Quizá la pregunta no sea cómo repoblar la España Vaciada —un objetivo que, siendo honestos, parece cada vez más improbable— sino cómo relacionarnos con el vacío sin convertirlo en problema a resolver ni en escenario para nuestras fantasías. Cómo aprender de los lugares que ya no tienen función productiva pero siguen teniendo presencia. Cómo escuchar lo que el silencio tiene que decirnos.
El vacío no es la ausencia de algo. Es la presencia de otra cosa que aún no hemos aprendido a percibir.— John Cage
De regreso a casa, después de varios días recorriendo pueblos que ya no son pueblos, pienso en lo que John Cage escribió sobre el silencio: que no existe realmente, que siempre hay algo sonando si aprendemos a escucharlo. Quizá lo mismo ocurra con el abandono. Quizá estos lugares no estén vacíos sino llenos de algo que nuestras categorías habituales no saben nombrar. Llenos de tiempo sedimentado.
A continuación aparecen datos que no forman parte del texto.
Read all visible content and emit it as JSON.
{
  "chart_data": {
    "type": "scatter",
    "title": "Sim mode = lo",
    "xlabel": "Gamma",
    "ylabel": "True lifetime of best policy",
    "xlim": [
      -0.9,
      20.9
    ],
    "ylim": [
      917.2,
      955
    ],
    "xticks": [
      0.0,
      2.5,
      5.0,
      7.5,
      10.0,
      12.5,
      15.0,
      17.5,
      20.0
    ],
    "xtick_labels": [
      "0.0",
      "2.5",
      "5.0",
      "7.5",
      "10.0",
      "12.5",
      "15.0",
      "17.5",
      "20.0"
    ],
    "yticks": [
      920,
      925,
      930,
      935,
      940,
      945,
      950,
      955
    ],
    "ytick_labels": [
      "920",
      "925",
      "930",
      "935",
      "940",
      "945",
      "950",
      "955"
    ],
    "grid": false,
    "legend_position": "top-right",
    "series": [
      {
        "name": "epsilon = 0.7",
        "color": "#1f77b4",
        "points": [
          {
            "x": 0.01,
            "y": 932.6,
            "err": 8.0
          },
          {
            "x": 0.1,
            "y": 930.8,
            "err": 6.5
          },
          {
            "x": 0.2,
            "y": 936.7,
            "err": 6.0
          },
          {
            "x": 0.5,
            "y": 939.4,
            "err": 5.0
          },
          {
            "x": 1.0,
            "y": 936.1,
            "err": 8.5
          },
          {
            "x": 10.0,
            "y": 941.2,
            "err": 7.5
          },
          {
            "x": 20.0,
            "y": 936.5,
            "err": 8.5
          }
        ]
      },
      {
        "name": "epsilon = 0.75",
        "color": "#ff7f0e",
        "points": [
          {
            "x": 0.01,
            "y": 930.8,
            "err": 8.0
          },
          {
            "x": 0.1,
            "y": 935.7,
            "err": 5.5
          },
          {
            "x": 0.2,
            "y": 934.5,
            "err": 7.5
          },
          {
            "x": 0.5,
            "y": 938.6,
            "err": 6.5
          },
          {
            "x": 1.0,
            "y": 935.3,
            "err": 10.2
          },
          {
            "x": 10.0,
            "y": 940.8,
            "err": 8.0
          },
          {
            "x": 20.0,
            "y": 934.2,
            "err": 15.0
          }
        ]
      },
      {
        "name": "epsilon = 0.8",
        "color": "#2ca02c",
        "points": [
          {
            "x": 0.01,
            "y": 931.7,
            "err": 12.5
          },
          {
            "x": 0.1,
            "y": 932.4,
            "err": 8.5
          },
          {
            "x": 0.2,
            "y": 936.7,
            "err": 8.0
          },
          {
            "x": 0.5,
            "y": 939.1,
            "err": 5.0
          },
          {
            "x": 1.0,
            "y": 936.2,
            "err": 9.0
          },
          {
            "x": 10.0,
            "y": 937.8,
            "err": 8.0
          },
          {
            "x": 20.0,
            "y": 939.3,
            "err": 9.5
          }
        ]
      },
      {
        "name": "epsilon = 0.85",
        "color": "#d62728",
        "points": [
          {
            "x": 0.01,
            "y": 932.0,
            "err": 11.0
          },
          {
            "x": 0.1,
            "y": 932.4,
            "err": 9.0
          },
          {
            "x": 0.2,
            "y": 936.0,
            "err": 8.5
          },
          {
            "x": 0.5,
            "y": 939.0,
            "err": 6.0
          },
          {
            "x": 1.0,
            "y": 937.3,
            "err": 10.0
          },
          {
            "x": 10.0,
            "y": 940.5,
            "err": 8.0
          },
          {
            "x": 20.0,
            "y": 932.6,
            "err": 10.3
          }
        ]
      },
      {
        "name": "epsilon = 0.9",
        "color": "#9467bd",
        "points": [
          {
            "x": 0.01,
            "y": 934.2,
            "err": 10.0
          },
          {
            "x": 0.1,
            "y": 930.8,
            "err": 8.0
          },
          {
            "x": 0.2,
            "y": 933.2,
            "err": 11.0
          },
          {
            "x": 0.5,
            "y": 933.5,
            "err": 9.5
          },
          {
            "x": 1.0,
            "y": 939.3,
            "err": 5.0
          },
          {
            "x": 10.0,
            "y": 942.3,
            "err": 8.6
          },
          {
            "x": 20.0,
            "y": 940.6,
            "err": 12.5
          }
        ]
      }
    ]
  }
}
De memorias que buscan quien las recoja. De preguntas que tardaremos generaciones en formular correctamente.
Las casas del silencio siguen ahí, esperando. No a ser rescatadas, quizá. Sino simplemente a ser vistas.
Esta ruta puede realizarse en 4-5 días partiendo de Madrid. Matavenero y Granadilla están a unas 4 horas de la capital; Ochate queda más al norte, cerca de Vitoria. Recomendamos alquilar coche y planificar alojamiento en Ponferrada (para Matavenero), Plasencia (para Granadilla) y Miranda de Ebro (para Ochate). La mejor época es primavera u otoño, cuando la luz es más favorable para fotografía y las temperaturas son moderadas.